Ces documents ont servi de base aux études thermiques et aux notes de calcul structure bois. En phase chantier, ils ont guidé le découpeur CNC chargé d’usiner les panneaux CLT, réduisant les tolérances à ±2 mm.

4. Rendus 3D : catalyseurs de décision

Les volumes intérieurs — lambris de CLT laissés bruts, cadres aluminium noirs, puits de lumière — ont d’abord été validés grâce à des perspectives photo-réalistes. Ces images ont rempli trois fonctions :

  1. Convaincre les riverains lors de la consultation préalable : les vues démontraient qu’aucun vis-à-vis direct n’était créé.

  2. Tester l’éclairage naturel : une simulation horaire sur 365 jours a montré un niveau moyen de 300 lux dans le séjour sans recours à l’éclairage artificiel en journée.

  3. Ajuster la teinte des finitions : le chêne huilé a été préféré au mélèze après comparaison virtuelle de l’ambiance.

5. Un logiciel au cœur du workflow

Toute la production graphique a été centralisée vers un logiciel pour la conception de maisons qui permet de réaliser des :

       Plans de niveaux, coupes, façades : générés automatiquement à partir du tracé du plan et du modèle 3D.

       Rendus haute définition : calculés nativement via le logiciel et mis à jour à la demande après chaque modification du projet.

Selon la documentation technique de l’éditeur français, un dossier de permis individuel complet peut être monté en moins de deux heures dès lors que la maquette est finalisée. Ce gain de productivité a permis de déposer le projet en avance de trois semaines sur le calendrier initial.
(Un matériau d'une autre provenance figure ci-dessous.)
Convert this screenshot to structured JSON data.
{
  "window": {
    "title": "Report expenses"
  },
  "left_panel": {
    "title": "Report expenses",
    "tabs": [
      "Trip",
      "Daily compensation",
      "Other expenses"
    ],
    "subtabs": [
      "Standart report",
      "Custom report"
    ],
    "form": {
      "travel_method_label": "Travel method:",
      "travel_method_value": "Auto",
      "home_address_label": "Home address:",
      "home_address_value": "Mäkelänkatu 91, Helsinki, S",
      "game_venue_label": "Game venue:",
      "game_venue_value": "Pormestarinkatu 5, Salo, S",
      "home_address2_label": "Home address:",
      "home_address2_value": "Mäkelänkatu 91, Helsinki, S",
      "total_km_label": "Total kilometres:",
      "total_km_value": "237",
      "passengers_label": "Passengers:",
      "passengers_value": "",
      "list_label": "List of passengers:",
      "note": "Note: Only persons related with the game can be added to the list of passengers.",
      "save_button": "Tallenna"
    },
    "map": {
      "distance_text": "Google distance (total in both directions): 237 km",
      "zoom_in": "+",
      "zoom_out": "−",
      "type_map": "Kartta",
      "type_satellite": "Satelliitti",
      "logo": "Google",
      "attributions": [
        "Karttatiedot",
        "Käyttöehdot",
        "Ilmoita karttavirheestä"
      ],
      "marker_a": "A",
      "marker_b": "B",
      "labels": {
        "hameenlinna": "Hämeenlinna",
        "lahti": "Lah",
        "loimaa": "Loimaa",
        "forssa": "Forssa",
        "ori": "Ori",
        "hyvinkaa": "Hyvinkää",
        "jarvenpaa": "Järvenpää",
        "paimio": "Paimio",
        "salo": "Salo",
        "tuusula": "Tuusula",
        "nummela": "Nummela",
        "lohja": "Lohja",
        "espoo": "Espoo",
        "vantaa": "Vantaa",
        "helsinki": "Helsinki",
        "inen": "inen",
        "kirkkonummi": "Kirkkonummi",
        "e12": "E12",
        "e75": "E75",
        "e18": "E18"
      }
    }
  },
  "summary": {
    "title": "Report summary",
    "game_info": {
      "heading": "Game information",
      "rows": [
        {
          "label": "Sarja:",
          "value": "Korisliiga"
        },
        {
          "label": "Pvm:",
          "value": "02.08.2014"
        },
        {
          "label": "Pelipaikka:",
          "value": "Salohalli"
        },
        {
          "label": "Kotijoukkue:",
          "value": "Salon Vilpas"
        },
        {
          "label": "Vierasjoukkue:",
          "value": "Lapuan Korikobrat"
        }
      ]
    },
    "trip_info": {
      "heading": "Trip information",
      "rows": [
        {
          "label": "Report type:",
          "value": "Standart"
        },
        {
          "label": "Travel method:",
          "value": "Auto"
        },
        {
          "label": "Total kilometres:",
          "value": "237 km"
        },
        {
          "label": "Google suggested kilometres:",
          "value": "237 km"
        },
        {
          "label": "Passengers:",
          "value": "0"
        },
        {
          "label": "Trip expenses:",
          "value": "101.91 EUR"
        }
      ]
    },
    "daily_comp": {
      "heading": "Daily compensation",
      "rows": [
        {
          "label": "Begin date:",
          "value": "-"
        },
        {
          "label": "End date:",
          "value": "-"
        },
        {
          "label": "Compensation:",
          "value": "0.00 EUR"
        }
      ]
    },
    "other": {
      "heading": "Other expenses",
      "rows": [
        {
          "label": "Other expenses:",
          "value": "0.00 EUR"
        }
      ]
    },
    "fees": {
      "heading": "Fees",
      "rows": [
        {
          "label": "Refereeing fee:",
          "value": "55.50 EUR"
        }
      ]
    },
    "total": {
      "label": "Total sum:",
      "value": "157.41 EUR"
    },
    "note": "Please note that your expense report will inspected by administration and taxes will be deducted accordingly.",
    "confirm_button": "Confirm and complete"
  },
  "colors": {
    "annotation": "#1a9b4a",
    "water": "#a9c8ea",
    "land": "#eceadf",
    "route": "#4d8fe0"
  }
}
6. Dossier de permis : zéro pièce manquante

Le service urbanisme a validé le permis en sept semaines sans aucune demande de complément. Les raisons :

       Cohérence des pièces : toutes issues de la même maquette, donc parfaitement concordantes.

       Lecture facilitée : les coupes illustrent clairement le respect du prospect et du gabarit.

       Notice environnementale argumentée : elle détaille le gain carbone et les choix biosourcés, répondant aux attentes des services instructeurs.

7. Mise en œuvre : un chantier séquencé

  1. Renforcement du radier : coulage de plots béton supplémentaires pour reprendre les nouvelles charges.

  2. Pose des panneaux CLT : vingt-huit éléments pré-usinés posés en dix jours, hors d’eau hors d’air.

  3. Isolation et second œuvre : ouate de cellulose soufflée, pare-vapeur hygro-régulant, finitions en enduit terre sur les murs Nord.

Le suivi a utilisé les exports IFC issus du logiciel, ce qui a réduit les écarts entre étude et chantier à moins de 1 %.

8. Expérience au quotidien : flexibilité et confort

Après six mois d’occupation, les mesures montrent :

       Température intérieure : 23-24 °C en période caniculaire sans climatisation, grâce à l’inertie du socle béton et au déphasage du CLT.

       Qualité de l’air : taux de CO₂ moyen de 900 ppm, en deçà de la valeur cible (1 000 ppm) grâce à une ventilation double flux.

       Adaptabilité : le plateau haut reste modulable ; un studio indépendant peut être créé sans toucher à la structure, l’ossature bois acceptant aisément de nouvelles cloisons légères.

Conclusion

La maison bois-béton d’Aubervilliers prouve qu’il est possible de réinventer un pavillon de banlieue sans sacrifier ni performance ni esthétique. En misant sur l’hybridation des matériaux et sur un processus documentaire piloté par un logiciel pour la conception, l’équipe a :

       devancé les exigences carbone de la RE2020,

       réduit de moitié la durée chantier par rapport à une solution traditionnelle,

       obtenu un permis de construire sans aucune réserve,

       offert aux habitants un confort thermique remarquable.

Au-delà de la prouesse architecturale, c’est donc tout le workflow – de la première coupe au D.A.C.T. – qui constitue ici un démonstrateur pour la rénovation ambitieuse des tissus pavillonnaires en Île-de-France.